To provide an insight into recognition errors, we illustrate (in Fig. 6) the predicted transcription of sample text line binarized using various thresholding techniques. Although all algorithms report recognition errors, it is interesting to note that due to noisy binarization in case of Niblack and Otsu’s thresholding, the predicted and the actual characters are very different. On the other hand, the morphological similarity between the predicted and the actual characters seems to be high in case of other techniques, Wolf’s algorithm for instance.

Table 1. Summary of Recognition Rates on Grayscale and Different Binarizated Images
Fig. 6.
figure 6

Recognition errors in predicted transcription of a sample text line

We also carried out a series of experiments to study the impact of size of training data on the recognition performance.
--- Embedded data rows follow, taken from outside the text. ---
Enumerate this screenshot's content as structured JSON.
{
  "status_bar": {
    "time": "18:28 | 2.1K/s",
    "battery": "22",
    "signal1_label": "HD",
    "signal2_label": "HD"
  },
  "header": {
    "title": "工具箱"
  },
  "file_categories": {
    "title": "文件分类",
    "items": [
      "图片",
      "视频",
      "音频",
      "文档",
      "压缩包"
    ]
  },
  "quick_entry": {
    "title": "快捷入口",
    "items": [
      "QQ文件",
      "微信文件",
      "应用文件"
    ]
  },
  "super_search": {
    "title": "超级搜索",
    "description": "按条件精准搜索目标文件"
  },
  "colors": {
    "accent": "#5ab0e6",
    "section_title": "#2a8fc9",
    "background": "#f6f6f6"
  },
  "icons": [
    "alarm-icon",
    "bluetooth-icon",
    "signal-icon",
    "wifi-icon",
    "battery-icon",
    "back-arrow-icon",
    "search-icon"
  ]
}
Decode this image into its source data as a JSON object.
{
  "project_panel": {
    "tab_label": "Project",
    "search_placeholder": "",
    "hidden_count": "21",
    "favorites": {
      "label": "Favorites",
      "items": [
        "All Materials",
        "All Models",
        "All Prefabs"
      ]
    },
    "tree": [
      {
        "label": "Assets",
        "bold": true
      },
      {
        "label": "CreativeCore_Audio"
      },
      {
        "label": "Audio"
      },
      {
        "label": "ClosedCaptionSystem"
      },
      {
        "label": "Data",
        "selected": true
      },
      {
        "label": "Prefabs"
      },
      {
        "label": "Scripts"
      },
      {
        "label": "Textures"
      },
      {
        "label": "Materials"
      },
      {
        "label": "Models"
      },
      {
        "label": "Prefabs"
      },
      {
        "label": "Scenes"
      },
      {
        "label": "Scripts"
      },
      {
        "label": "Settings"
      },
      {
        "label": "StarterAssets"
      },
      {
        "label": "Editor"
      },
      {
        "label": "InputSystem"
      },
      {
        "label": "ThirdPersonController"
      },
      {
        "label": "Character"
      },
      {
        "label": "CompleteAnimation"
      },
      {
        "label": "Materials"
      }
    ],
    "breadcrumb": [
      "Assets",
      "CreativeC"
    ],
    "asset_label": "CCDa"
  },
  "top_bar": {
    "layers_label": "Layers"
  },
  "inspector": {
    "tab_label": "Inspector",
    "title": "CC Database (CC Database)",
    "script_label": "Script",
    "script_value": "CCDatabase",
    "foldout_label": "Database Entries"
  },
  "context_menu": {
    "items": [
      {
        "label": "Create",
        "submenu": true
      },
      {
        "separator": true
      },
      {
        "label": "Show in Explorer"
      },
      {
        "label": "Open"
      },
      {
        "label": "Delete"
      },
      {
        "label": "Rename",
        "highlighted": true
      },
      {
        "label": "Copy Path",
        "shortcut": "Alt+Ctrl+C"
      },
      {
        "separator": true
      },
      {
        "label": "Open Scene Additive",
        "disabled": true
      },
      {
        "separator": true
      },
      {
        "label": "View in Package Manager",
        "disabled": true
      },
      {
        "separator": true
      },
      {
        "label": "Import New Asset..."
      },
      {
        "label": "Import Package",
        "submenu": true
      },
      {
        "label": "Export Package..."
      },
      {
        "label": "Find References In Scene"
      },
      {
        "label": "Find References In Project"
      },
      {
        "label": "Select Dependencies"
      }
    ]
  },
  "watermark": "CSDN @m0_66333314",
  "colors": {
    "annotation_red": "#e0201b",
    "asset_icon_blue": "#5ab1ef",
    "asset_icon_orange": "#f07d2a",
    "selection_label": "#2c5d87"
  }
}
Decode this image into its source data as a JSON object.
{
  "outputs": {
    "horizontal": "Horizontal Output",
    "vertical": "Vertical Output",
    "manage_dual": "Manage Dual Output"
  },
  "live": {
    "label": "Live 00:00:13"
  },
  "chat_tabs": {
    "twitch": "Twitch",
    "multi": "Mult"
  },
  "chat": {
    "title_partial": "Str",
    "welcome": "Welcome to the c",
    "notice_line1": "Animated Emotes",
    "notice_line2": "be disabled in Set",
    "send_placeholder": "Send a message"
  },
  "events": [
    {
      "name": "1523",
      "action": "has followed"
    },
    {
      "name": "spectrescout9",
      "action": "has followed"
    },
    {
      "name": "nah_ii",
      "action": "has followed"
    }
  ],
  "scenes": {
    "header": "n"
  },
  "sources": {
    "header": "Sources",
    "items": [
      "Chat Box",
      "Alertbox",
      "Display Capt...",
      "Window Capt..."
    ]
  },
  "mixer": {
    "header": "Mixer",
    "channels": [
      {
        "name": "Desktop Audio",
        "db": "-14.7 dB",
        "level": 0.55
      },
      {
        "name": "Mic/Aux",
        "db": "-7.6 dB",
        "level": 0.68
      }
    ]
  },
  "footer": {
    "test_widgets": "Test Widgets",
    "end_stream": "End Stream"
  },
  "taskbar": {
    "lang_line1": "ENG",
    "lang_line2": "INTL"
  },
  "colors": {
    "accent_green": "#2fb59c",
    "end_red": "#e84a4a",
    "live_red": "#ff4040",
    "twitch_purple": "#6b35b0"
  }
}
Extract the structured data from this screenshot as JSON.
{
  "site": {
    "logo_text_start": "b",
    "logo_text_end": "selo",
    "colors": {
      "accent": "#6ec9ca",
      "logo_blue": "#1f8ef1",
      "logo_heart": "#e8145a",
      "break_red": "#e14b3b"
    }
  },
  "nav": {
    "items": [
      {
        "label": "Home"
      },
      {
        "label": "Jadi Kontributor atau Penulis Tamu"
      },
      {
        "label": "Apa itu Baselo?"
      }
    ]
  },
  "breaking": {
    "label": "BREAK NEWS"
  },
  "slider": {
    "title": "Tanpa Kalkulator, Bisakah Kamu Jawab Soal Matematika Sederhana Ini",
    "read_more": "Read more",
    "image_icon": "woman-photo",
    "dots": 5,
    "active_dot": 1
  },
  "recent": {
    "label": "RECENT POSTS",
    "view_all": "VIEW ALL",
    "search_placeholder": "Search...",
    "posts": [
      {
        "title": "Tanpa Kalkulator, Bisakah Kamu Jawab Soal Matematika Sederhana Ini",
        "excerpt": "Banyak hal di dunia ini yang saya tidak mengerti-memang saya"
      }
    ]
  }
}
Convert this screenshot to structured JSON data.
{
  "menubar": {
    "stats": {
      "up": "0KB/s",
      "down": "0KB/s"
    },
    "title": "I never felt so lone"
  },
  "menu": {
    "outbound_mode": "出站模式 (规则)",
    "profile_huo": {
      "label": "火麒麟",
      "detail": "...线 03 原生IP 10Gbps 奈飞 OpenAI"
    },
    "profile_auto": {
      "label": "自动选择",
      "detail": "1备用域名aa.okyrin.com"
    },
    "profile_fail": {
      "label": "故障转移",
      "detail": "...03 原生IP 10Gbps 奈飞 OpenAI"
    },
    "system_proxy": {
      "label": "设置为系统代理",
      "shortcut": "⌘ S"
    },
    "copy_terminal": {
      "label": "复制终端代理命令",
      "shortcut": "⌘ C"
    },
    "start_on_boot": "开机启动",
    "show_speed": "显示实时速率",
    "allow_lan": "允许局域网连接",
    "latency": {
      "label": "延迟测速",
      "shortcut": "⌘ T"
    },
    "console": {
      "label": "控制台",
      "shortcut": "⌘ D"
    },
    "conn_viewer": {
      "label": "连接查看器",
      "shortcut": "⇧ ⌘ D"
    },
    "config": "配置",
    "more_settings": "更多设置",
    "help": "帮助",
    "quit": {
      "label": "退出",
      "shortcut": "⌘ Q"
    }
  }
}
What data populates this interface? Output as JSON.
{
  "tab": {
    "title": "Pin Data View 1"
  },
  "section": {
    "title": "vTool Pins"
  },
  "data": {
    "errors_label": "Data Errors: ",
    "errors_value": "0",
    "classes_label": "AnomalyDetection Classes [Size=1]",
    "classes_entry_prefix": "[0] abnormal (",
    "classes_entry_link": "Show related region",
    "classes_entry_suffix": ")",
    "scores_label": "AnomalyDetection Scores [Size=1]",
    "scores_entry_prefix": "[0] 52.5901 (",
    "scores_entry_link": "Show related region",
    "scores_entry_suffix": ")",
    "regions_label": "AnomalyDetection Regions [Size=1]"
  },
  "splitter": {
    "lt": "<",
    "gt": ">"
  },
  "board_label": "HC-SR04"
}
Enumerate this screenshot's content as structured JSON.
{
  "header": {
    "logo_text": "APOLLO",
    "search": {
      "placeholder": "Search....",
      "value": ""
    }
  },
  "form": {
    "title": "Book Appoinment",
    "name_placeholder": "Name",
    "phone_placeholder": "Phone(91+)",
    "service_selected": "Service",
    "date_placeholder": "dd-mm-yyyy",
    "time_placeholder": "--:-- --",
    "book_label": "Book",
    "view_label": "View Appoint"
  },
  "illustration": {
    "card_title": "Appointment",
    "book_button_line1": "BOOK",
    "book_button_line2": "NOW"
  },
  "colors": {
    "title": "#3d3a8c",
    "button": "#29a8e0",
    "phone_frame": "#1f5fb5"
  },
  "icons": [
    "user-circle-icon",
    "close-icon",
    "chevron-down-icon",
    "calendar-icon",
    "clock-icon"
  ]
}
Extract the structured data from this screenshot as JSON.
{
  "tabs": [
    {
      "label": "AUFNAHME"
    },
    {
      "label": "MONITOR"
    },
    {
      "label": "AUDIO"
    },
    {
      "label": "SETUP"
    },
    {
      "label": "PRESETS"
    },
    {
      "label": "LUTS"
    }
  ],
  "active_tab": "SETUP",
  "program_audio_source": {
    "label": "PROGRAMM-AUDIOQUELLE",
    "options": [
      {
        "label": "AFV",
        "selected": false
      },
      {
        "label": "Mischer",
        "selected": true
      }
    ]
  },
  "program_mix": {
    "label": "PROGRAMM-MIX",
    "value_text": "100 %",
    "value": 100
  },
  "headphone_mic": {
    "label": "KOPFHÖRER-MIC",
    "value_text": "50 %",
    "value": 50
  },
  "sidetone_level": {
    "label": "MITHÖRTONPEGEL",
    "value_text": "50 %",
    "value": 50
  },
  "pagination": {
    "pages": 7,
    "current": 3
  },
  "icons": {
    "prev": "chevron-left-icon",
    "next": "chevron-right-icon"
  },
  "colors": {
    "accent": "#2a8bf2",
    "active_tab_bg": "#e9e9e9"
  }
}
Keeping the test size fixed to 2,000 lines of text, we varied the number of training text lines from 2,000 to 10,000. The corresponding recognition rates are illustrated in Fig. 7 where it can be seen that the recognition rate being to stabilize from 7,000 lines of text which is a manageable size for such applications.

Fig. 7.
figure 7

Recognition rates as a function of size of training data

It can be concluded from the realized recognition rates that pre-processing is a critical step in recognition systems that has a significant impact on the recognition performance. Enhancing this step can lead to improved recognition rates. Binarizing the images appropriately resulted in an increase of 10% (from 83.48% to 93.48%) in recognition rate with respect to what is reported on the gray scale images. While deep learning based recognition systems represent state-of-the-art solutions, it is important to feed these systems with appropriately pre-processed data to achieve the performance that is at par with the expectations of commercial applications.

6 Conclusion

This paper investigated the impact of pre-processing on recognition of cursive video text. We employed Urdu text appearing in video frames as a case study but the findings can be generalized to other cursive scripts as well. The recognition engine comprises a combination of convolutional and long short-term memory networks followed by a connectionist temporal classification layer. The network is trained using text line images in gray scale as well as by segmenting text from background using various binarization techniques. Experiments on a a dataset of 12,000 text line images revealed that appropriate pre-processing of text lines significantly enhances the recognition performance.

In our further study on this problem, we intend to continue the labeling process to develop and make publicly available a large dataset of 30,000 labeled video frames. The present study targeted the recognition part only which is planned to be integrated with the text localization module. This in turn will allow development of a comprehensive textual content based retrieval system. From the view point of recognition, similar to pre-processing, we also aim to investigate the impact of data augmentation on the recognition performance.